WireGuard as the Backbone of SD-WAN Tunnels

Every Hopbox SD-WAN device establishes encrypted tunnels back to our hub infrastructure. These tunnels carry POS transactions, CCTV backhaul, management traffic, and DNS queries. The tunnel protocol is the foundation of the entire overlay network.

We evaluated IPsec, OpenVPN, and WireGuard. WireGuard won decisively. This post explains why, and how we manage WireGuard at the scale of 900+ sites.

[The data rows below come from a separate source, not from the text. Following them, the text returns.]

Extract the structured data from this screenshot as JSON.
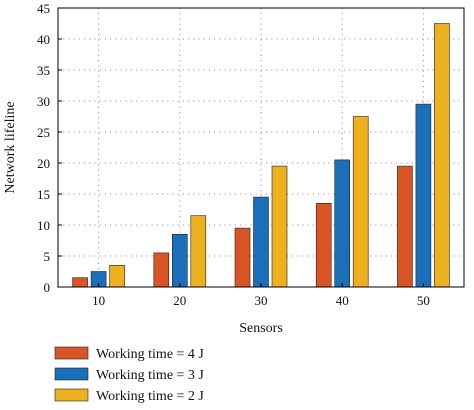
{
  "chart_data": {
    "type": "bar",
    "xlabel": "Sensors",
    "ylabel": "Network lifeline",
    "categories": [
      "10",
      "20",
      "30",
      "40",
      "50"
    ],
    "ylim": [
      0,
      45
    ],
    "yticks": [
      0,
      5,
      10,
      15,
      20,
      25,
      30,
      35,
      40,
      45
    ],
    "grid": true,
    "legend_position": "bottom-left",
    "series": [
      {
        "name": "Working time = 4 J",
        "color": "#D95525",
        "values": [
          1.5,
          5.5,
          9.5,
          13.5,
          19.5
        ]
      },
      {
        "name": "Working time = 3 J",
        "color": "#1A6FB8",
        "values": [
          2.5,
          8.5,
          14.5,
          20.5,
          29.5
        ]
      },
      {
        "name": "Working time = 2 J",
        "color": "#EDB120",
        "values": [
          3.5,
          11.5,
          19.5,
          27.5,
          42.5
        ]
      }
    ]
  }
}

IPsec is the enterprise standard. IKEv2 + ESP provides strong encryption, broad interoperability, and decades of battle-testing. It is also complex.

An IPsec tunnel involves:

  • IKE Phase 1: negotiate a security association (SA) for the control channel
  • IKE Phase 2: negotiate SAs for the data channel
  • Multiple cipher suites to configure and agree upon
  • Certificate or PSK authentication
  • NAT-T (NAT Traversal) encapsulation if either side is behind NAT

On an embedded OpenWrt device with limited CPU, IPsec’s encryption overhead is noticeable. The strongSwan userspace daemon handles IKE negotiation, and ESP processing happens in the kernel — but the handshake latency and rekeying overhead add up when you are managing hundreds of tunnels.

Terminal window
# IPsec connection establishment (typical)
# IKE_SA_INIT: ~50ms RTT
# IKE_AUTH: ~50ms RTT
# CREATE_CHILD_SA: ~50ms RTT
# Total setup: ~150-300ms (varies with network conditions)
#
# Plus: periodic rekeying every 1-8 hours depending on config

OpenVPN is the FOSS community’s default choice. It is well-understood, runs in userspace, and is easy to configure. The problem is performance.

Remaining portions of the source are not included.